My heroines among women in public policy

By Michael Lashley

If I tried to make a list of all the inspiring women in Canada whom I have met, whose work I have seen, or whose presentations I have seen or heard, I would need to invest two years of my time and the result would be a book, not just a newspaper column.

Furthermore, one of these days – not today – I would like to put in writing some of the more profound issues in the study of women and gender affairs which have come to my attention in recent years.

Having made those clarifications, I need to begin with my reasons for today’s commentary. It is important to keep on repeating that public policy involves all the issues and areas of activity and study that affect our daily lives, not just the obvious ones like health, education, transport, business and finance.

It is also important to emphasize that anybody, in their own way and at any level of activity, can play a leadership role in development of public policy. The physical and intellectual work of a volunteer with no executive position in the organization does in fact provide leadership by example because it creates inspiration and motivation that amount to leadership influence.

On that basis, my volunteer par excellence is Jean Turner-Williams whose dedicated service to the Trinidad and Tobago Association of Ontario, the West End Sports and Cultural Club and to the not-for-profit sector in the Peel Region are legendary.

I have already sung the praises of Dr. Rita Cox for her work in librarianship, education, storytelling and community / cultural development (Carnival, calypso and dance). Sharon Shelton’s legacy as executive director of Tropicana is further enhanced with the acquisition of the organization’s impressive new building.

I salute the work of Sunder Singh for her public policy activism and community leadership role as executive director of Elspeth Heyworth Centre for Women.

In the field of education, I cannot name the thousands of women whom I would like to applaud but Eleanor Rodney of Hamilton is in a class by herself for her success as an educator and mentor and her leadership in the Trillium-funded publication on the monumental contribution of African and Caribbean educators in Canada.

Let the record also show one person has stood out in the last decade or so as Ontario Minister of Education who has demonstrated committed, broad-minded and caring political leadership: Kathleen Wynne, take a bow!

In the political arena, two stalwarts have my respect and gratitude for the many times they regaled me with their deep insights into the political process and their intellectual evaluation of the history of Canadian politics.

The Honourable Jean Augustine has now retired from her three main functions as a federal Cabinet minister, an MP and the Ontario Fairness Commissioner. And the Honourable Anne Cools soldiers on as a Senator well-known for having the political conviction of her opinions and as a tireless advocate for engaging the public and especially young people in the dynamics of politics and public policy.

Among those whose business acumen has commanded my attention is Ita Sadu who has levered her skills as the co-owner of the bookstore A Different Booklist, an author of children’s books and as a storyteller, in order to create a portfolio of business consultancies and a publishing house.

And now we come to my obsession with music and the three women whom I admire for their management roles in this joyful labor of love.

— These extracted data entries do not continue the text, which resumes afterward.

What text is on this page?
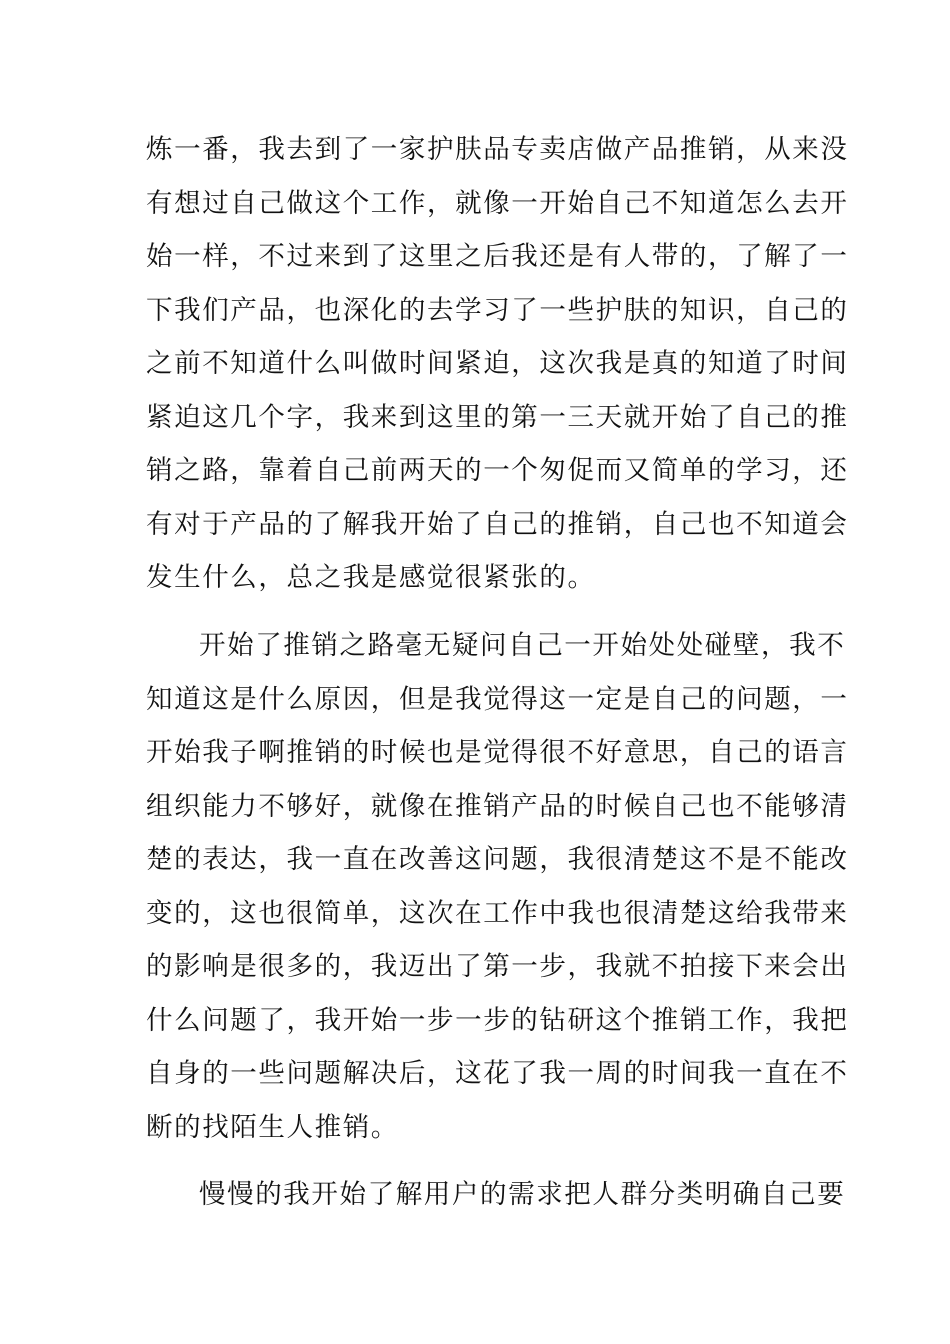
炼一番，我去到了一家护肤品专卖店做产品推销，从来没
有想过自己做这个工作，就像一开始自己不知道怎么去开
始一样，不过来到了这里之后我还是有人带的，了解了一
下我们产品，也深化的去学习了一些护肤的知识，自己的
之前不知道什么叫做时间紧迫，这次我是真的知道了时间
紧迫这几个字，我来到这里的第一三天就开始了自己的推
销之路，靠着自己前两天的一个匆促而又简单的学习，还
有对于产品的了解我开始了自己的推销，自己也不知道会
发生什么，总之我是感觉很紧张的。
开始了推销之路毫无疑问自己一开始处处碰壁，我不
知道这是什么原因，但是我觉得这一定是自己的问题，一
开始我子啊推销的时候也是觉得很不好意思，自己的语言
组织能力不够好，就像在推销产品的时候自己也不能够清
楚的表达，我一直在改善这问题，我很清楚这不是不能改
变的，这也很简单，这次在工作中我也很清楚这给我带来
的影响是很多的，我迈出了第一步，我就不拍接下来会出
什么问题了，我开始一步一步的钻研这个推销工作，我把
自身的一些问题解决后，这花了我一周的时间我一直在不
断的找陌生人推销。
慢慢的我开始了解用户的需求把人群分类明确自己要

Wendy Jones needs no introduction, now that the orchestra she captains, Pan Fantasy Steelband, has won a hat trick of victories at the Pan Alive competition and she is about to be honoured with a Harry Jerome Award. My musical, managerial and community-building plaudits must also be showered of Cathy Ferreira and Karen Nelson for their pioneering work as leaders of the Hamilton Youth Steel Orchestra.

My crystal ball tells me the women to watch for in our province’s greater public policy successes are Tanya Walker (law), Donette Chin-Loy Chang (university education) and Rosa Lokaisingh who is building bridges between business and academia in Mississauga.